Des violations de droits en toute impunité
Les très rares cas de multinationales mises en cause dans le conflit colombien, pour avoir financé des paramilitaires – Chiquita, Drummond, etc. –, ne doivent pas tromper : le secteur privé jouit d’une impunité quasi-totale. La Colombie est un cas extrême, mais pas un cas à part, comme le fait remarquer Global Witness : les entreprises continuent de contribuer aux violations des droits et d’en bénéficier, tout en échappant à leurs responsabilités.
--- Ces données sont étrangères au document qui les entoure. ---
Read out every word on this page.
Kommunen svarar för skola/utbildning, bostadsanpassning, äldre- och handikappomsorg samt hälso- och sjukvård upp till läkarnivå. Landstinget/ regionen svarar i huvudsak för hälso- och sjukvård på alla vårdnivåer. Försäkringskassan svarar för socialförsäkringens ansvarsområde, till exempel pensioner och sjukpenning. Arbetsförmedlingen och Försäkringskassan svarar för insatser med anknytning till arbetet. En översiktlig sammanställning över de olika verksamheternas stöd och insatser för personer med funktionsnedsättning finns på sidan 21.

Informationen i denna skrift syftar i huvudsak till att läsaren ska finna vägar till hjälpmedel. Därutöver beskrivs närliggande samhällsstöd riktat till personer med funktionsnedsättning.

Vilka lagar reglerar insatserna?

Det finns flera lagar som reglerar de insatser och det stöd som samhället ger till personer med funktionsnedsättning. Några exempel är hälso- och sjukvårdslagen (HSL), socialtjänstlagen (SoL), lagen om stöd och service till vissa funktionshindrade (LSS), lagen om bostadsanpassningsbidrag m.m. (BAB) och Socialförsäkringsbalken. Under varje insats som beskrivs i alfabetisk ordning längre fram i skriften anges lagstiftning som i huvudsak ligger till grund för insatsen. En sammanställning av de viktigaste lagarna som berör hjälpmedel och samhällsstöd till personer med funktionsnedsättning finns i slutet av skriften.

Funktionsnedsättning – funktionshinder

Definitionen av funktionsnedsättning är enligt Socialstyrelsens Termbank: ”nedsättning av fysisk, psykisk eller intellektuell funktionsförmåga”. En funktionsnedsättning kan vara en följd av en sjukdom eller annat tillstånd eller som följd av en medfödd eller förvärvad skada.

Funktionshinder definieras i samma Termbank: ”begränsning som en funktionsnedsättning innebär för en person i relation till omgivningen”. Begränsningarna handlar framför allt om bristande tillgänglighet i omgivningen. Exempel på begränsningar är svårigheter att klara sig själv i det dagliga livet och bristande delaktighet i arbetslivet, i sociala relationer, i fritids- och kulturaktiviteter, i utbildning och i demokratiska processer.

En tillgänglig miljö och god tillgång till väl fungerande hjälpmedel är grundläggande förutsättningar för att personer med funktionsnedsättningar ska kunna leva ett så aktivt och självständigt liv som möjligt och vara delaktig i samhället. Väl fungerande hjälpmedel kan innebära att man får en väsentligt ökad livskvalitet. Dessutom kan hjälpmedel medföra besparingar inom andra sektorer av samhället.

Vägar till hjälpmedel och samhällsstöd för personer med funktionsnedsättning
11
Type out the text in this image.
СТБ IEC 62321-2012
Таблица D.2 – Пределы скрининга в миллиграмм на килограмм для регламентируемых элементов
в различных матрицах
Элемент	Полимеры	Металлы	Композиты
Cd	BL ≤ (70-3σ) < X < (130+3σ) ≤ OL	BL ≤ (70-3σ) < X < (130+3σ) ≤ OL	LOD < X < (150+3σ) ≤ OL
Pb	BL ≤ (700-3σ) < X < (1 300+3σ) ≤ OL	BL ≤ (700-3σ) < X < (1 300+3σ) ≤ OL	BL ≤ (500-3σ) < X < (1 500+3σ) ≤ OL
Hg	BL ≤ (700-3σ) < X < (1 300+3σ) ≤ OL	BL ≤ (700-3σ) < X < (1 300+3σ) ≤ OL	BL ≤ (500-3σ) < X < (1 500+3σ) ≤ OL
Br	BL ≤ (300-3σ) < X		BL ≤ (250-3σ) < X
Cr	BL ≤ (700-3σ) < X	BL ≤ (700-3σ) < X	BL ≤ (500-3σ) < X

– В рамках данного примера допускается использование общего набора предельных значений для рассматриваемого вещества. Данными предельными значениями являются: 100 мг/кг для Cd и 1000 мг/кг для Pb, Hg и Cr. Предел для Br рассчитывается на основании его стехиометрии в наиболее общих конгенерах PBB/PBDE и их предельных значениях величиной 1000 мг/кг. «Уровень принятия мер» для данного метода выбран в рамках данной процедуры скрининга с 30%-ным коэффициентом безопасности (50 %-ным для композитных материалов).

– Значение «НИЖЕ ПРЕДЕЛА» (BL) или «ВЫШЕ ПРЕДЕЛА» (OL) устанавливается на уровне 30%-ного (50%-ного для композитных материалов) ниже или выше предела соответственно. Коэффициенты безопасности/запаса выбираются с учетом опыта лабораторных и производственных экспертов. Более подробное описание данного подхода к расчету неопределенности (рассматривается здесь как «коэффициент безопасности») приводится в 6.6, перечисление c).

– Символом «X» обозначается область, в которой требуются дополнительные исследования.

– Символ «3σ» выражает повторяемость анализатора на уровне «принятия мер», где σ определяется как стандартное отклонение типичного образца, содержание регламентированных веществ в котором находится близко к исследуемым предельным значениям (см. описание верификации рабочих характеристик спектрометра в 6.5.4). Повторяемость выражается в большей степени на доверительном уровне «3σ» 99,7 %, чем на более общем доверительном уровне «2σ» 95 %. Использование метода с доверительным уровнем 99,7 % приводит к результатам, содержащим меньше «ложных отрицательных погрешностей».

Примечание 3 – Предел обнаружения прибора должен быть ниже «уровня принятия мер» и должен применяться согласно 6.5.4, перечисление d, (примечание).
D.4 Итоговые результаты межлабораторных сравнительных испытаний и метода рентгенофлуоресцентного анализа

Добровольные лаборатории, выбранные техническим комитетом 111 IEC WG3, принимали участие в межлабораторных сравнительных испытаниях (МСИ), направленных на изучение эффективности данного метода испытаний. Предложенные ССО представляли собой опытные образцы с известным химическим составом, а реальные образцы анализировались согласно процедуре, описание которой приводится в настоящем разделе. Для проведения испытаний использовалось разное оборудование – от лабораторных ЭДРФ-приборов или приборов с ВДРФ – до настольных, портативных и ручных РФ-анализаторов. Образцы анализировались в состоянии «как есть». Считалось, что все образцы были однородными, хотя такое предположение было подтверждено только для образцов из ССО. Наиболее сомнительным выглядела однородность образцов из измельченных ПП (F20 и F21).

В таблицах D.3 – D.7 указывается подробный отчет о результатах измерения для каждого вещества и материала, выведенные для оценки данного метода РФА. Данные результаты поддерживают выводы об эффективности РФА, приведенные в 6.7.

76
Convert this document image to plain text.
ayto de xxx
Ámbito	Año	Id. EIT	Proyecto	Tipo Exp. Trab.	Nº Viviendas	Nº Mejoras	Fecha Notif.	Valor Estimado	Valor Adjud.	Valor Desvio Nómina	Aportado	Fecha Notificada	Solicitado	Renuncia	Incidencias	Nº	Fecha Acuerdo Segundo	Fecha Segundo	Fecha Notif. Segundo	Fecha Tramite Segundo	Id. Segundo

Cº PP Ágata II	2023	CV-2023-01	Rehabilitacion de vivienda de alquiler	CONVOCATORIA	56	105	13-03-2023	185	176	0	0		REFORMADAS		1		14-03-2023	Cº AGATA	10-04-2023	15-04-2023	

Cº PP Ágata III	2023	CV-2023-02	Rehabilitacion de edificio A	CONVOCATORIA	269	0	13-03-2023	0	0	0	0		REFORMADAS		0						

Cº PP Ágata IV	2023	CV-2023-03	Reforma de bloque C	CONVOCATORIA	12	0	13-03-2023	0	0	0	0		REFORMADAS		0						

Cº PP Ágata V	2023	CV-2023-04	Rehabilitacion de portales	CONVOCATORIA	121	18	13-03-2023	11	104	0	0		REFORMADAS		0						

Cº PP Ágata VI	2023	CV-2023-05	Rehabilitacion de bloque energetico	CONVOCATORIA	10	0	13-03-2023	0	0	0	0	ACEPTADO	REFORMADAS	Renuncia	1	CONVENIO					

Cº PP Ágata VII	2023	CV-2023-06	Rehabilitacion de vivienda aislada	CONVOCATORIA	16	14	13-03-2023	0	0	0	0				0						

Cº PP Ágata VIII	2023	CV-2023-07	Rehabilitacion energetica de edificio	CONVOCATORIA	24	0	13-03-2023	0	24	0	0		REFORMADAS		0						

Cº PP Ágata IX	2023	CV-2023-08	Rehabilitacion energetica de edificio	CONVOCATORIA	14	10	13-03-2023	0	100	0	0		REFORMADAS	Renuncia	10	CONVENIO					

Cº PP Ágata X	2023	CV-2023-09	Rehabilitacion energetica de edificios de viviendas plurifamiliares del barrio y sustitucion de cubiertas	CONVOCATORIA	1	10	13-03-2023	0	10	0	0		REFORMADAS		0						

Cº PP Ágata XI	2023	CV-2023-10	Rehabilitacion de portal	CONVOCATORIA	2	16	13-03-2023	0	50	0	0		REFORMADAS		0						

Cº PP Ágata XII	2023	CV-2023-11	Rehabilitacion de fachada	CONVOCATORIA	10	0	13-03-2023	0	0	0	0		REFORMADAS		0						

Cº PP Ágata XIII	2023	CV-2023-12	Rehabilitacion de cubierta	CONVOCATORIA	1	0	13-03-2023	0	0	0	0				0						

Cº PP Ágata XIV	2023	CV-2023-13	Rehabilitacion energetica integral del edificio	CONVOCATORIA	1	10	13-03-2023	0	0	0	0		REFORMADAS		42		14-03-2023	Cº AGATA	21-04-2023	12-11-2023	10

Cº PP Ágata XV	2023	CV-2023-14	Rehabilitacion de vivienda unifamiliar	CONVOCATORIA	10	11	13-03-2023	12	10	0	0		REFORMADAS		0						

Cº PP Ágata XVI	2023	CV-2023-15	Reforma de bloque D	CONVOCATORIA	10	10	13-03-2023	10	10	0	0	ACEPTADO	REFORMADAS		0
En raison de leur caractère volontaire, les Principes directeurs relatifs aux entreprises et aux droits de l’homme des Nations Unies, élaborés en 2011, ne sont pas à la hauteur du problème. D’où la révision en cours de cet arsenal juridique dans diverses instances internationales et nationales, dont la Belgique. L’enjeu est d’obliger les entreprises à contrôler et à assurer le respect des droits humains et de l’environnement tout au long de leur chaîne de valeur, et de faire en sorte que l’évasion de responsabilité ne prolonge l’évasion fiscale.
Le prix de la paix
La paix en Colombie – et ailleurs – est aussi à ce prix. Au prix d’un changement de loi, de culture et de pratique, qui rompe avec le double mythe de la main invisible du marché et de l’autorégulation des acteurs privés, et qui reconfigure l’alliance entre les entreprises et l’État, afin de l’aligner sur une politique de prévention et de protection, de réparation et de justice pour les millions de Colombiens et Colombiennes victimes des violences.